Search code examples
pythonpython-collections

Why am I getting and adding behavior on a recursive method?


I am trying to generate XML with xmltodict. To do this I need to generate structures based on OrderedDict. I get the expected behavior the first time I execute my ".xml()" method but when I execute a second time I get the children elements added a second time.

from collections import OrderedDict
import xmltodict

class XMLObject(object):
    __ns__ = ''
    def __init__(self, parent=None, **kwargs):
        self.parent = None
        if parent:
            self.__ns__ = parent.__ns__
            self.parent = parent
        self._attrib = OrderedDict()
        self.children = []

    def __setitem__(self, key, value):
        self._attrib[key] = value

    def __getitem__(self, item):
        return self._attrib[item]

    @property
    def tagname(self):
        return (self.__ns__ + ':' + self.__tag__) if self.__ns__ else self.__tag__

    def object(self):
        store = OrderedDict()
        print id(store)
        tag = self.tagname
        print tag
        store[tag] = self._attrib
        print self.children
        for child in self.children:
            print "-" + child.tagname
            if not child.tagname in store[tag]:
                store[tag][child.tagname] = list()
            store[tag][child.tagname].append(child.object()[child.tagname])
        return store

    def xml(self, pretty=False, clean=False):
        xml = xmltodict.unparse(self.object())
        return xml


class A(XMLObject):
    __tag__ = 'A'

    def __init__(self, *args, **kwargs):
        super(A, self).__init__(*args, **kwargs)
        self.children = [B(parent=self)]


class B(XMLObject):
    __tag__ = 'B'

if __name__ == '__main__':
    obj = A()
    print obj.xml()
    print obj.xml()
    print obj.xml()

In the ipython console this are the results.

In [1]: from question import *

In [2]: obj = A()

In [3]: obj.xml()
35393280
A
[<question.B object at 0x7f3bc226f890>]
-B
35394720
B
[]
Out[3]: u'<?xml version="1.0" encoding="utf-8"?>\n<A><B></B></A>'

In [4]: obj.xml()
35487136
A
[<question.B object at 0x7f3bc226f890>]
-B
35487936
B
[]
Out[4]: u'<?xml version="1.0" encoding="utf-8"?>\n<A><B></B><B></B></A>'

In [5]: obj.xml()
35487136
A
[<question.B object at 0x7f3bc226f890>]
-B
35488896
B
[]
Out[5]: u'<?xml version="1.0" encoding="utf-8"?>\n<A><B></B><B></B><B></B></A>'

Solution

  • You are storing a reference to self._attrib in your OrderedDict():

    store[tag] = self._attrib
    

    This is not a copy; you are sharing the instance attribute with the store object here.

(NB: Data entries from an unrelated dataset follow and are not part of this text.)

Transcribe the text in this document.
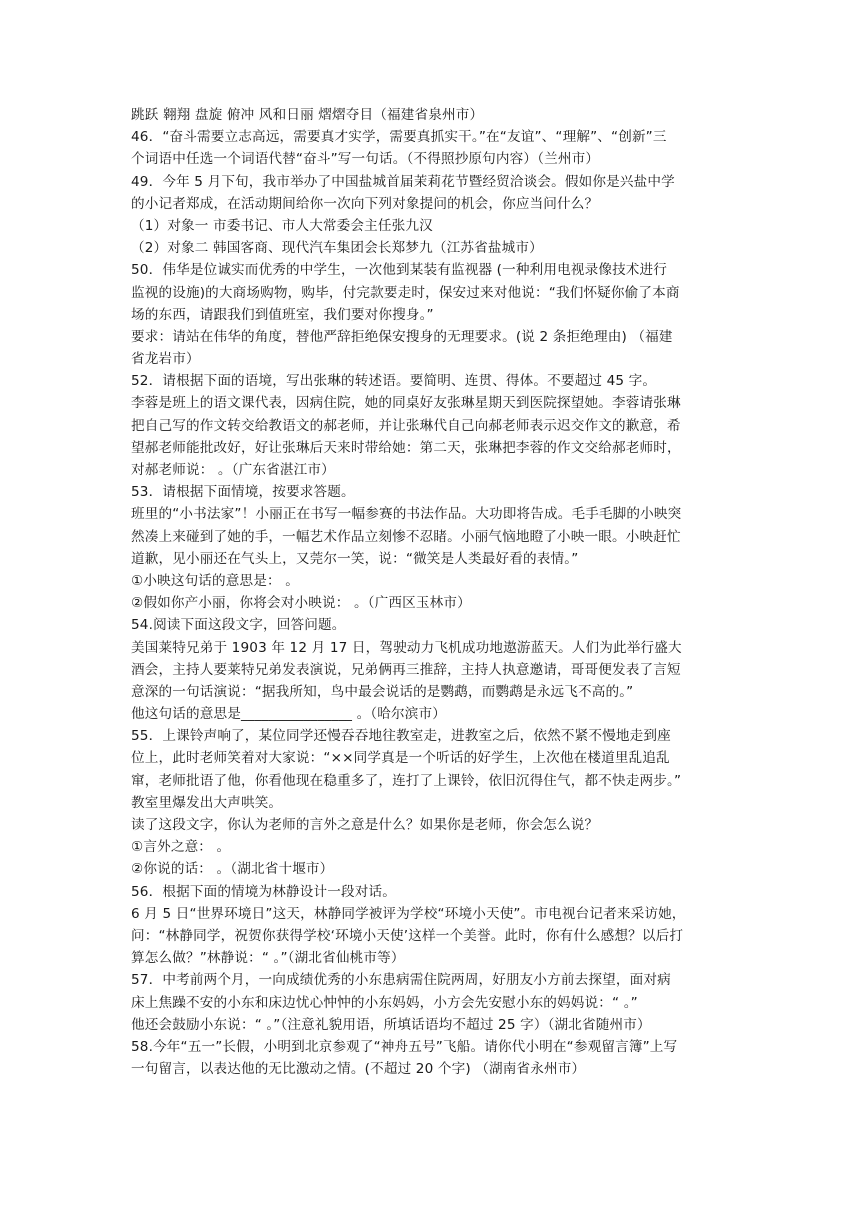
跳跃 翱翔 盘旋 俯冲 风和日丽 熠熠夺目（福建省泉州市）
46．“奋斗需要立志高远，需要真才实学，需要真抓实干。”在“友谊”、“理解”、“创新”三
个词语中任选一个词语代替“奋斗”写一句话。（不得照抄原句内容）（兰州市）
49．今年 5 月下旬，我市举办了中国盐城首届茉莉花节暨经贸洽谈会。假如你是兴盐中学
的小记者郑成，在活动期间给你一次向下列对象提问的机会，你应当问什么？
（1）对象一 市委书记、市人大常委会主任张九汉
（2）对象二 韩国客商、现代汽车集团会长郑梦九（江苏省盐城市）
50．伟华是位诚实而优秀的中学生，一次他到某装有监视器 (一种利用电视录像技术进行
监视的设施)的大商场购物，购毕，付完款要走时，保安过来对他说：“我们怀疑你偷了本商
场的东西，请跟我们到值班室，我们要对你搜身。”
要求：请站在伟华的角度，替他严辞拒绝保安搜身的无理要求。(说 2 条拒绝理由) （福建
省龙岩市）
52．请根据下面的语境，写出张琳的转述语。要简明、连贯、得体。不要超过 45 字。
李蓉是班上的语文课代表，因病住院，她的同桌好友张琳星期天到医院探望她。李蓉请张琳
把自己写的作文转交给教语文的郝老师，并让张琳代自己向郝老师表示迟交作文的歉意，希
望郝老师能批改好，好让张琳后天来时带给她：第二天，张琳把李蓉的作文交给郝老师时，
对郝老师说： 。（广东省湛江市）
53．请根据下面情境，按要求答题。
班里的“小书法家”！小丽正在书写一幅参赛的书法作品。大功即将告成。毛手毛脚的小映突
然凑上来碰到了她的手，一幅艺术作品立刻惨不忍睹。小丽气恼地瞪了小映一眼。小映赶忙
道歉，见小丽还在气头上，又莞尔一笑，说：“微笑是人类最好看的表情。”
①小映这句话的意思是： 。
②假如你产小丽，你将会对小映说： 。（广西区玉林市）
54.阅读下面这段文字，回答问题。
美国莱特兄弟于 1903 年 12 月 17 日，驾驶动力飞机成功地遨游蓝天。人们为此举行盛大
酒会，主持人要莱特兄弟发表演说，兄弟俩再三推辞，主持人执意邀请，哥哥便发表了言短
意深的一句话演说：“据我所知，鸟中最会说话的是鹦鹉，而鹦鹉是永远飞不高的。”
他这句话的意思是________________ 。（哈尔滨市）
55．上课铃声响了，某位同学还慢吞吞地往教室走，进教室之后，依然不紧不慢地走到座
位上，此时老师笑着对大家说：“××同学真是一个听话的好学生，上次他在楼道里乱追乱
窜，老师批语了他，你看他现在稳重多了，连打了上课铃，依旧沉得住气，都不快走两步。”
教室里爆发出大声哄笑。
读了这段文字，你认为老师的言外之意是什么？如果你是老师，你会怎么说？
①言外之意： 。
②你说的话： 。（湖北省十堰市）
56．根据下面的情境为林静设计一段对话。
6 月 5 日“世界环境日”这天，林静同学被评为学校“环境小天使”。市电视台记者来采访她，
问：“林静同学，祝贺你获得学校‘环境小天使’这样一个美誉。此时，你有什么感想？以后打
算怎么做？”林静说：“ 。”（湖北省仙桃市等）
57．中考前两个月，一向成绩优秀的小东患病需住院两周，好朋友小方前去探望，面对病
床上焦躁不安的小东和床边忧心忡忡的小东妈妈，小方会先安慰小东的妈妈说：“ 。”
他还会鼓励小东说：“ 。”（注意礼貌用语，所填话语均不超过 25 字）（湖北省随州市）
58.今年“五一”长假，小明到北京参观了“神舟五号”飞船。请你代小明在“参观留言簿”上写
一句留言，以表达他的无比激动之情。(不超过 20 个字) （湖南省永州市）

    So when you are later adding to the dictionary, you are altering the same object as what self._attrib is referring to:

    if not child.tagname in store[tag]:
        store[tag][child.tagname] = list()
    store[tag][child.tagname].append(child.object()[child.tagname])
    

    You don't reset this state; self._attribremains altered whenA.xml()` returns.

    You most likely wanted to use a copy of the self._attrib object there:

    store[tag] = self._attrib.copy()
    

    This produces a shallow copy; any references to mutable objects in self._attrib are just copied across. Use copy.deepcopy(). to create a recursive deep copy.